The witch is less “terrifying hag” and more “your aunt who shows up at Christmastime with homemade sherry that tastes like nail varnish.” She’ll cackle at her own jokes, call you “bat-biscuit” mid-battle, and flirt like a drunk Shakespearean understudy.
Remember: she doesn’t want to kill you, she wants to date you. Which, depending on your charisma score and general hygiene, may be worse.
Witch’s Treasure Table
Roll 1d12 when looting the witch’s lair (or cauldron).
1. Potion of Eternal Passion
BECMI: Works as a Potion of Heroism (500 gp value). Causes an embarrassing pink glow for 1 turn.
5e: Grants effects of Potion of Heroism, but you smell like a rose garden doused in vinegar.
2. Broom of Slight Levitation
BECMI: Acts as Broom of Flying 1/day for 1 turn, then crashes (value 2,000 gp if sold).
5e: On a DC 15 check, functions as Broom of Flying for 1d6 minutes; otherwise, it just drags you along the floor.
3. Eau de Grave Dirt
BECMI: Unmarketable to normal folk, but worth 50 gp to vampires, necromancers, or weird perfume collectors.
5e: Grants advantage on Charisma (Persuasion) checks with undead for 24 hours.
4. Cauldron of Leftovers
BECMI: Heals 1d4 hp. Save vs. Poison or suffer stomach cramps (-2 attack for 1 turn). Value: nil, unless you know a goblin chef.
5e: Regains 1d4 hp. On DC 13 Con fail, poisoned for 1 hour.
5. Set of Silver Cutlery
BECMI: Worth 300 gp, though all the spoons are bent.
5e: Counts as 300 gp treasure. Knives count as silvered daggers.
6. The Coffin Key
BECMI: Brass key with bat design. Leads to another adventure. Zero gp value, infinite plot hooks.
5e: Same. Could fit any dungeon door, crypt, or “Insert Sequel Here” box.
7. Spellbook: “Love Hexes for Beginners”
BECMI: Functions as spellbook with Charm Person, Hold Person, Suggestion, Hallucinatory Terrain.
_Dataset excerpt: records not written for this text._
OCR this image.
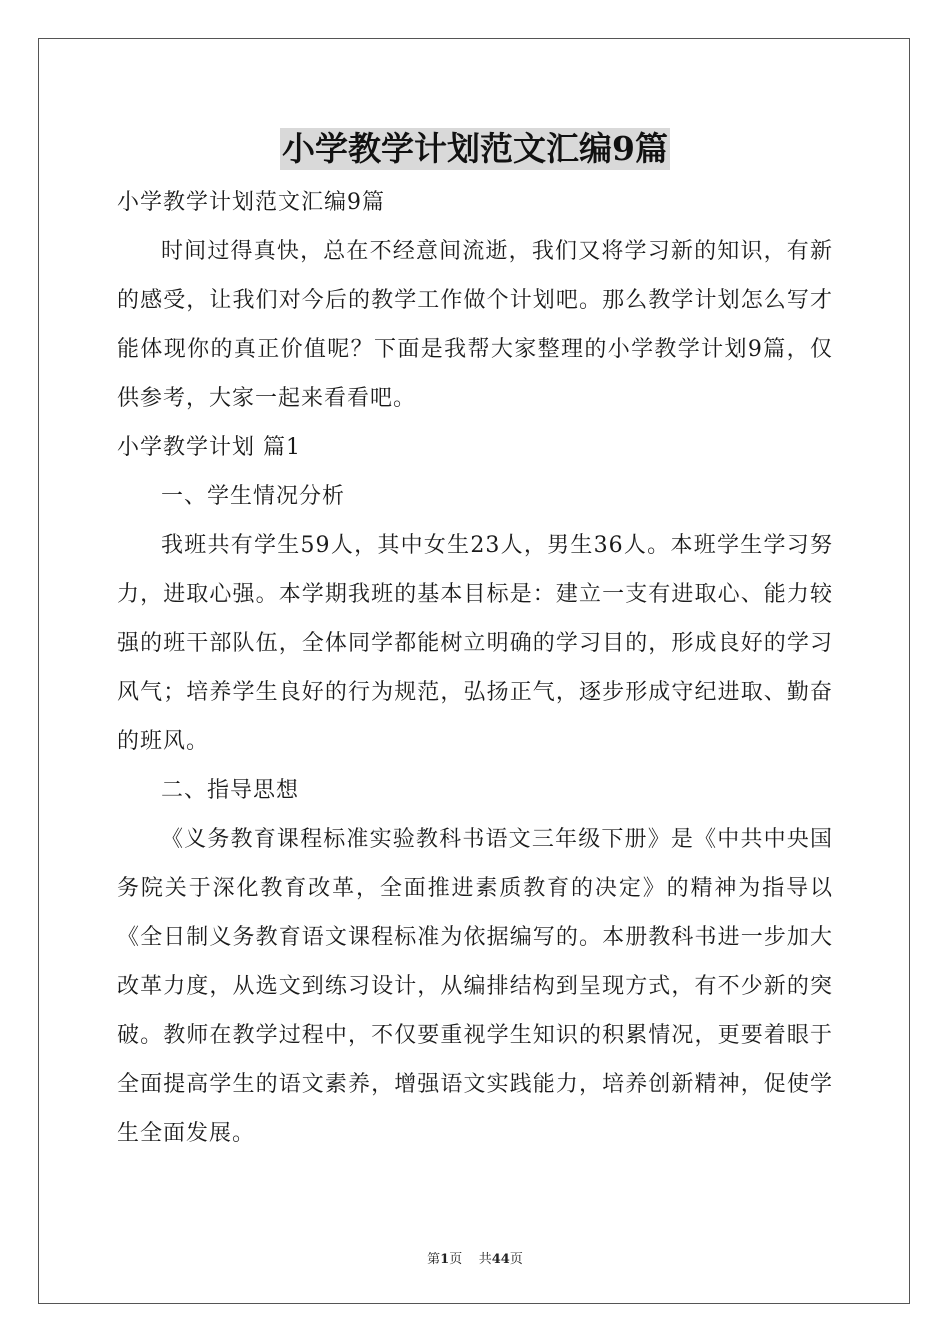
小学教学计划范文汇编9篇

小学教学计划范文汇编9篇

时间过得真快，总在不经意间流逝，我们又将学习新的知识，有新的感受，让我们对今后的教学工作做个计划吧。那么教学计划怎么写才能体现你的真正价值呢？下面是我帮大家整理的小学教学计划9篇，仅供参考，大家一起来看看吧。

小学教学计划 篇1

一、学生情况分析

我班共有学生59人，其中女生23人，男生36人。本班学生学习努力，进取心强。本学期我班的基本目标是：建立一支有进取心、能力较强的班干部队伍，全体同学都能树立明确的学习目的，形成良好的学习风气；培养学生良好的行为规范，弘扬正气，逐步形成守纪进取、勤奋的班风。

二、指导思想

《义务教育课程标准实验教科书语文三年级下册》是《中共中央国务院关于深化教育改革，全面推进素质教育的决定》的精神为指导以《全日制义务教育语文课程标准为依据编写的。本册教科书进一步加大改革力度，从选文到练习设计，从编排结构到呈现方式，有不少新的突破。教师在教学过程中，不仅要重视学生知识的积累情况，更要着眼于全面提高学生的语文素养，增强语文实践能力，培养创新精神，促使学生全面发展。

第1页 共44页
Worth 700 gp.
5e: Same spells written with doodles. Counts as a wizard’s spellbook, 700 gp value.
8. Jarred Gelatinous Cube (Miniature)
BECMI: Worth 200 gp to alchemists. If jar breaks, a 1 HD Gelatinous Cube grows to full size in 1 turn.
5e: A pint-sized cube in a jar. Can be released as a CR 2 Gelatinous Cube. Value 200 gp.
9. Boots of Dramatic Entrances
BECMI: Once/day, caster appears in a puff of smoke with organ sting. Worth 250 gp to bards.
5e: As a bonus action, click heels to cast Fog Cloud centered on self (1/day). Value 250 gp.
10. Witch’s Wallet
BECMI: Contains 2d10 cp, 1d6 moths, and a coupon for “Free Coffin Cleaning.” 0 gp value.
5e: Same, plus a 5% chance the moths are actually Moth Swarm (use Bat Swarm stats).
11. Wand of Overly Affectionate Charms
BECMI: 1d6 charges. Casts Charm Person. Victims become clingy and write bad poetry about you. Worth 1,200 gp.
5e: Wand of Charm Person, 1d6 charges. Victims are uncomfortably needy. Value 1,200 gp.
12. Wig of Bewitching Glamour
BECMI: Gaudy wig. Grants +2 to Reaction Rolls when worn, but -2 when people realise it’s fake. Worth 50 gp.
5e: Advantage on Charisma (Deception) checks to impress nobles or tavern folk. Disadvantage if wig is removed mid-conversation. Value 50 gp.